31 Mai – séminaire doctoral

12 h site Sciences Po Bordeaux, salle B242

jeudi 31 mai 2018 /// séminaire doctoral, Sarah Roux "La protection des personnes victimes de la traite des êtres humains : une analyse comparative de l'action publique de la France et des Pays-Bas".

séminaire doctoral

 Sarah Roux "La protection des personnes victimes de la traites des être humains : une analyse comparative de l'action publique de la France et des Pays-Bas".

séminaire doctoral 31 mai

Résumé du projet de recherche :

La protection des personnes victimes de la traite des êtres humains : une analyse comparative de l’action publique de la France et des Pays-Bas.

 Directeur de thèse : Daniel Compagnon.

 

Depuis les années 1990, la problématique de la traite des êtres humains a gagné les agendas politiques nationaux, européens et internationaux.
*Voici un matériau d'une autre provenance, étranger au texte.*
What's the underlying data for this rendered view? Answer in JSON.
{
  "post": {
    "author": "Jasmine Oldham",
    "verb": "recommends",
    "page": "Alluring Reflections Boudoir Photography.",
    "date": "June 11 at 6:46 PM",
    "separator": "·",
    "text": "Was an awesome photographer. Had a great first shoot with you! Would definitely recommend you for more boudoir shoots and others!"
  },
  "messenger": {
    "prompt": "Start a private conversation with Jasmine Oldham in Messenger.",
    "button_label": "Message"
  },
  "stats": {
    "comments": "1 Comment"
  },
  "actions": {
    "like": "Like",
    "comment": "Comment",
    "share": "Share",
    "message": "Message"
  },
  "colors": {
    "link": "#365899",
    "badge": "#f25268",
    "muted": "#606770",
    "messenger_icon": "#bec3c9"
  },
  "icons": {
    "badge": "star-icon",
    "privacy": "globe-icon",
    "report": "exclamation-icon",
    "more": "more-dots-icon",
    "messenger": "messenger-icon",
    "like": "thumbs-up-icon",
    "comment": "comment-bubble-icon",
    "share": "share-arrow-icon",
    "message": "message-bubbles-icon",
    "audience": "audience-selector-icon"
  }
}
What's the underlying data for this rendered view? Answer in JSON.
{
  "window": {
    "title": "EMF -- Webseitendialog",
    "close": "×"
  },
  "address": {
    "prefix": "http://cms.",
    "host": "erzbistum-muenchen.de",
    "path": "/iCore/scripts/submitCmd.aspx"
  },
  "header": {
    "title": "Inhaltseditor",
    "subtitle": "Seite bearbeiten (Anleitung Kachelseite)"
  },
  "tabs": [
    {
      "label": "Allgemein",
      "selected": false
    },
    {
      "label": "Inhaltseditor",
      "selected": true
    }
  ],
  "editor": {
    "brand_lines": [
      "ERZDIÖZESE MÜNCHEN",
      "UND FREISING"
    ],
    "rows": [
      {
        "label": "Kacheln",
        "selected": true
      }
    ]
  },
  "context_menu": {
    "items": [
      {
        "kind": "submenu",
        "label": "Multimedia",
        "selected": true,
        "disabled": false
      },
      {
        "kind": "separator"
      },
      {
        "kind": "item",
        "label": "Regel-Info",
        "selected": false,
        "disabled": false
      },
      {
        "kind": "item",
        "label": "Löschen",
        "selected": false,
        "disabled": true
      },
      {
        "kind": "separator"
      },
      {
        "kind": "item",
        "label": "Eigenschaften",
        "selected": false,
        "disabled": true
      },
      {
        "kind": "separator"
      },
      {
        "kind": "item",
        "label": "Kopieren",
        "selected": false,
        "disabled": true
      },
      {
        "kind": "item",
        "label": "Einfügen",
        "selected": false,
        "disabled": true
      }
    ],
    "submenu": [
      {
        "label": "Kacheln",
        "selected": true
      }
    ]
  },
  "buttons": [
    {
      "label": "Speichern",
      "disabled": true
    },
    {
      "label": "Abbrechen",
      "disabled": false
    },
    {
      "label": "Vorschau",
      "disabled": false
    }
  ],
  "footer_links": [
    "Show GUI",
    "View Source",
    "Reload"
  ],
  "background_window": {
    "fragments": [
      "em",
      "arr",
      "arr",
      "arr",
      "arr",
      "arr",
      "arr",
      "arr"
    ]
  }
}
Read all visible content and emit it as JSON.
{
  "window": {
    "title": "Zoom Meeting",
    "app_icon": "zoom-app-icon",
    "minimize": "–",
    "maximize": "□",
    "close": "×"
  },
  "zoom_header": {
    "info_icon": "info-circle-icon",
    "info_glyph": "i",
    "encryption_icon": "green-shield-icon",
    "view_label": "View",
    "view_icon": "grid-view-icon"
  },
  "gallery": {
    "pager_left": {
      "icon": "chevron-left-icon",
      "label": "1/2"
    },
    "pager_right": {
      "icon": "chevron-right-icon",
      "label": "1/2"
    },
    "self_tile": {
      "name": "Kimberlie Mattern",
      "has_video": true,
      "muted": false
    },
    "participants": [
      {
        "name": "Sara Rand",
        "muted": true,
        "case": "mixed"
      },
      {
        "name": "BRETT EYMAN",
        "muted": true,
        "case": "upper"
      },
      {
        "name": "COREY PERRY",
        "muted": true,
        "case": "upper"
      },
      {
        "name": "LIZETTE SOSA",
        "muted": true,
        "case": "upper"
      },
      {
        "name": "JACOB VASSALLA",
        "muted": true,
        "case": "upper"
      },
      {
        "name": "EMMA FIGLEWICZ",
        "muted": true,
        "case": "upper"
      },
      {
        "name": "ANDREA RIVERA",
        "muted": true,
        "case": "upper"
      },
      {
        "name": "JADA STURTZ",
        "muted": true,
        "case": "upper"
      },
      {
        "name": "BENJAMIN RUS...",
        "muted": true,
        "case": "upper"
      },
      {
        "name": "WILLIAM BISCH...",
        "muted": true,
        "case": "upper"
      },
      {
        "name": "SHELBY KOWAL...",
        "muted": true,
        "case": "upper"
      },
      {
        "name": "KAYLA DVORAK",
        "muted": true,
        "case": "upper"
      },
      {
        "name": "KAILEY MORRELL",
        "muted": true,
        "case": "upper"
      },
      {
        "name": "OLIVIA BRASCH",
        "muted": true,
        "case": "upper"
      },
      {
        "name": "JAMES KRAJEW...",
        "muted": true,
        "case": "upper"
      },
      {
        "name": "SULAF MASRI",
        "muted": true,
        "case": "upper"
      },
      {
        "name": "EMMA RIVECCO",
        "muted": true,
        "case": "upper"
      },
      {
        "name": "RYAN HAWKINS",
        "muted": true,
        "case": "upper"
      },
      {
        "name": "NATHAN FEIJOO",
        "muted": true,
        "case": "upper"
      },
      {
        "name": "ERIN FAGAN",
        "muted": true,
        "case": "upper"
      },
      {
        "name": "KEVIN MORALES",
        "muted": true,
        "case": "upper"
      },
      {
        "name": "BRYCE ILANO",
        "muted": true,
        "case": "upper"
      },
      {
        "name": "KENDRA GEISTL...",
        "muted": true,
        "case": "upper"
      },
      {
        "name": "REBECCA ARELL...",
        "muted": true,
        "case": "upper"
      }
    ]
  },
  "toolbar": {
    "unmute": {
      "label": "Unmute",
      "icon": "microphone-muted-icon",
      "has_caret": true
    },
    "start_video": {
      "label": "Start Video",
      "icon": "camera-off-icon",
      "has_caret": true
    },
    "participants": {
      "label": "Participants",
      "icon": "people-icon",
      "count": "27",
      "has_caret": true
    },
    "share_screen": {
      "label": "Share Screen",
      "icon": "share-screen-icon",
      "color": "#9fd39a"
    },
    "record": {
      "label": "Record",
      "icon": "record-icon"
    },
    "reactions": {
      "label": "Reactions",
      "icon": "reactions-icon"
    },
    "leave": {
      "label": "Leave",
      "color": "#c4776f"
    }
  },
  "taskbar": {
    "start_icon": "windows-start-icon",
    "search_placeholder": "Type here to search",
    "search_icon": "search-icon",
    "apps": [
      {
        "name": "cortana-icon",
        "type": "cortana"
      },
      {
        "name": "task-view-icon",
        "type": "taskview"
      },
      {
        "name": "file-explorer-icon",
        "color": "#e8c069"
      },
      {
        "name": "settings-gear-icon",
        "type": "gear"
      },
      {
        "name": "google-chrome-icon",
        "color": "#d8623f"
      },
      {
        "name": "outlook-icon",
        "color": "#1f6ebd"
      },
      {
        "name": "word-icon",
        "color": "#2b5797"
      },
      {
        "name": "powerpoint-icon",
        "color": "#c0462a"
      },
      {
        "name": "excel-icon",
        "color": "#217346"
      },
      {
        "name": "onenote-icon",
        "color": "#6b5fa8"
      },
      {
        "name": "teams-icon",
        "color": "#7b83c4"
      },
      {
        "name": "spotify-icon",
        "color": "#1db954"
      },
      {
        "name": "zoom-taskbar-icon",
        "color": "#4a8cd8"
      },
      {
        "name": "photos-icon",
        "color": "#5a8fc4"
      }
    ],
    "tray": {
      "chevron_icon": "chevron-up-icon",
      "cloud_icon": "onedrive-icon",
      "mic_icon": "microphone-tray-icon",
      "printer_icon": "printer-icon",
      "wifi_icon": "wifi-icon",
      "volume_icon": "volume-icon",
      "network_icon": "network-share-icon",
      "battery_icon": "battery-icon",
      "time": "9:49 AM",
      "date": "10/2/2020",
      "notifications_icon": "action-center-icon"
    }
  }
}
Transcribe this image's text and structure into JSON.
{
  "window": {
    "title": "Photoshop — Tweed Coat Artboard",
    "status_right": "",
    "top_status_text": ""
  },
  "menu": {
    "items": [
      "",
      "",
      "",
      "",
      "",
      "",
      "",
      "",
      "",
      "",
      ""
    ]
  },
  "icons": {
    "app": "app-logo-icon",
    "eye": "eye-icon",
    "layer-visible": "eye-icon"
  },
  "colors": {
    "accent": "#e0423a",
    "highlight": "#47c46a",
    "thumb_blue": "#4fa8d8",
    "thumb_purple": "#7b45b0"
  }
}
Les États se sont engagés de façon croissante dans la lutte contre la traite des êtres humains à travers l’adoption de législations et de politiques publiques visant à réprimer les trafiquants, protéger les victimes et prévenir la traite.

Au niveau international et européen, les principales conventions internationales sur la traite des êtres humains (Protocole de Palerme 2000, Convention du Conseil de l’Europe 2005), les directives européennes relatives à la traite des êtres humains ainsi que les multiples productions des organisations internationales, régionales, non gouvernementales ont contribué à l’émergence de modèles normatifs en matière de protection des personnes victimes de la traite. La protection des personnes victimes de la traite contient plusieurs volets : l’identification, l’information, l’assistance, le retour, la réintégration, l’indemnisation (que nous mettrons ici de côté).

Entre autres, les États de destination de la traite ont l’obligation d’offrir le temps (délai de réflexion et de rétablissement, séjour) et les services nécessaires aux personnes victimes de la traite pour se soustraire à l’influence des réseaux et se rétablir de leur expérience d’exploitation (hébergement, soins médicaux et psychologiques, allocation de subsistance, accompagnement social), ainsi que d’assurer leur retour en toute sécurité dans le pays d’origine ou de proposer des alternatives le cas échéant (retour vers un pays tiers, relocalisation interne, séjour permanent sur des bases humanitaires, asile, protection subsidiaire).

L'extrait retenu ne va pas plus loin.